Advantages and Disadvantages of Stock Trading

Stock trading is one of the most effective ways of making money and building wealth. It might seem easy but stock trading can be a risky venture especially for those who are lack of knowledge and experience.

Following are some of the advantages and disadvantages of trading in the stock market:

1) Big returns: There is a huge potential to make big profits in the stock market. Many investors make a good return by buying the shares at a lower price and then selling them after the price rises.
2) Accessibility: There is a wide variety of company shares available in the market, anyone with sufficient capital can choose the best one for their investment.
3) Electronic exchange: You can buy and sell shares through an electronic exchange, which is a lot faster than going in person to the stock exchange.
4) Liquidity: Stocks traded in the market have greater liquidity than other types of securities, which mean you can easily convert company stocks into cash by selling them to other traders in the market. This has made stocks a more attractive investment vehicle for many investors.
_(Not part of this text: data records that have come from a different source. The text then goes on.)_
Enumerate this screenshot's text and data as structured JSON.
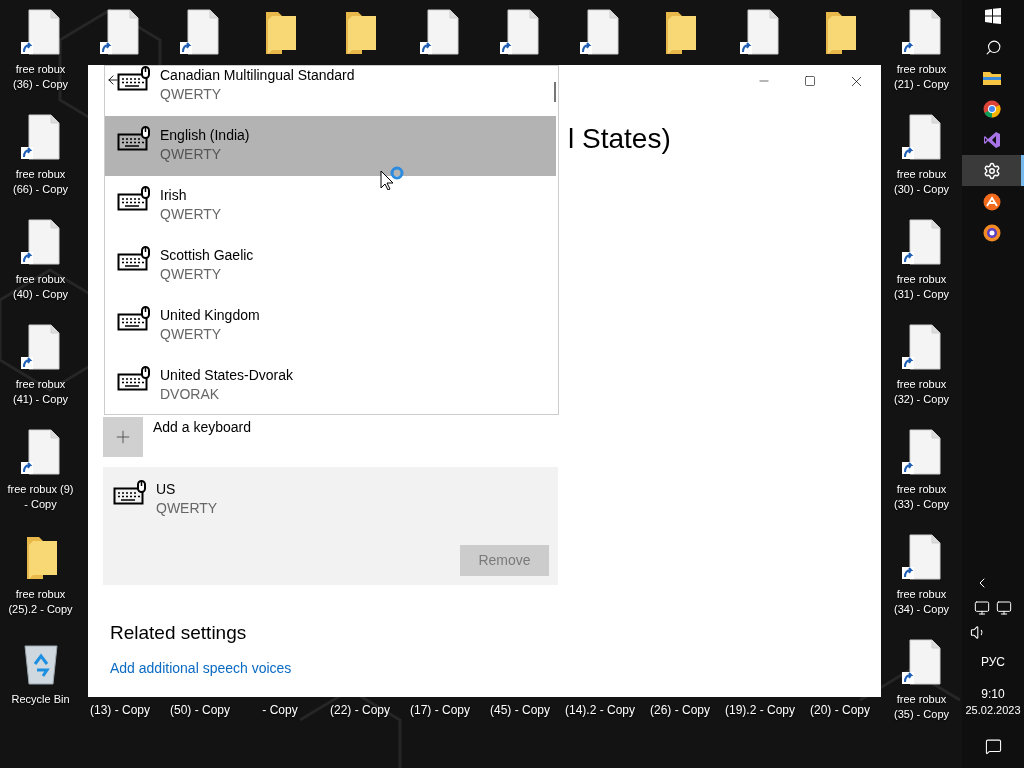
{
  "desktop": {
    "left_column": [
      {
        "kind": "file",
        "label": "free robux (36) - Copy"
      },
      {
        "kind": "file",
        "label": "free robux (66) - Copy"
      },
      {
        "kind": "file",
        "label": "free robux (40) - Copy"
      },
      {
        "kind": "file",
        "label": "free robux (41) - Copy"
      },
      {
        "kind": "file",
        "label": "free robux (9) - Copy"
      },
      {
        "kind": "folder",
        "label": "free robux (25).2 - Copy"
      },
      {
        "kind": "recycle",
        "label": "Recycle Bin"
      }
    ],
    "right_column": [
      {
        "kind": "file",
        "label": "free robux (21) - Copy"
      },
      {
        "kind": "file",
        "label": "free robux (30) - Copy"
      },
      {
        "kind": "file",
        "label": "free robux (31) - Copy"
      },
      {
        "kind": "file",
        "label": "free robux (32) - Copy"
      },
      {
        "kind": "file",
        "label": "free robux (33) - Copy"
      },
      {
        "kind": "file",
        "label": "free robux (34) - Copy"
      },
      {
        "kind": "file",
        "label": "free robux (35) - Copy"
      }
    ],
    "top_row": [
      {
        "kind": "file"
      },
      {
        "kind": "file"
      },
      {
        "kind": "folder"
      },
      {
        "kind": "folder"
      },
      {
        "kind": "file"
      },
      {
        "kind": "file"
      },
      {
        "kind": "file"
      },
      {
        "kind": "folder"
      },
      {
        "kind": "file"
      },
      {
        "kind": "folder"
      }
    ],
    "bottom_row_labels": [
      "(13) - Copy",
      "(50) - Copy",
      "- Copy",
      "(22) - Copy",
      "(17) - Copy",
      "(45) - Copy",
      "(14).2 - Copy",
      "(26) - Copy",
      "(19).2 - Copy",
      "(20) - Copy"
    ]
  },
  "settings_window": {
    "title_fragment": "l States)",
    "keyboard_list": [
      {
        "name": "Canadian Multilingual Standard",
        "layout": "QWERTY",
        "highlighted": false
      },
      {
        "name": "English (India)",
        "layout": "QWERTY",
        "highlighted": true
      },
      {
        "name": "Irish",
        "layout": "QWERTY",
        "highlighted": false
      },
      {
        "name": "Scottish Gaelic",
        "layout": "QWERTY",
        "highlighted": false
      },
      {
        "name": "United Kingdom",
        "layout": "QWERTY",
        "highlighted": false
      },
      {
        "name": "United States-Dvorak",
        "layout": "DVORAK",
        "highlighted": false
      }
    ],
    "add_keyboard": "Add a keyboard",
    "installed_keyboard": {
      "name": "US",
      "layout": "QWERTY",
      "remove_button": {
        "label": "Remove",
        "disabled": true
      }
    },
    "related_settings": {
      "heading": "Related settings",
      "link": "Add additional speech voices"
    }
  },
  "taskbar": {
    "apps": [
      {
        "kind": "explorer",
        "active": false
      },
      {
        "kind": "chrome",
        "active": false
      },
      {
        "kind": "studio",
        "active": false
      },
      {
        "kind": "settings",
        "active": true
      },
      {
        "kind": "orange",
        "active": false
      },
      {
        "kind": "browser",
        "active": false
      }
    ],
    "language": "РУС",
    "time": "9:10",
    "date": "25.02.2023"
  }
}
1) High risk: There is a risk of uncertainty involved in share trading. If a company goes bankrupt and you bought their stock, your stock may be worthless.
2) Extra cost for brokerage services: A traditional brokerage firm will offer a broad range of services but it is often more expensive due to the higher commission structure. And, many brokers charge additional fees for trading penny stocks.
3) Losses: Investors can face huge losses if the value of shares drop dramatically. Many factors can impact the prices of shares, such as natural disaster, negative rumors, profit downgrade, etc can lead to a fall in share prices.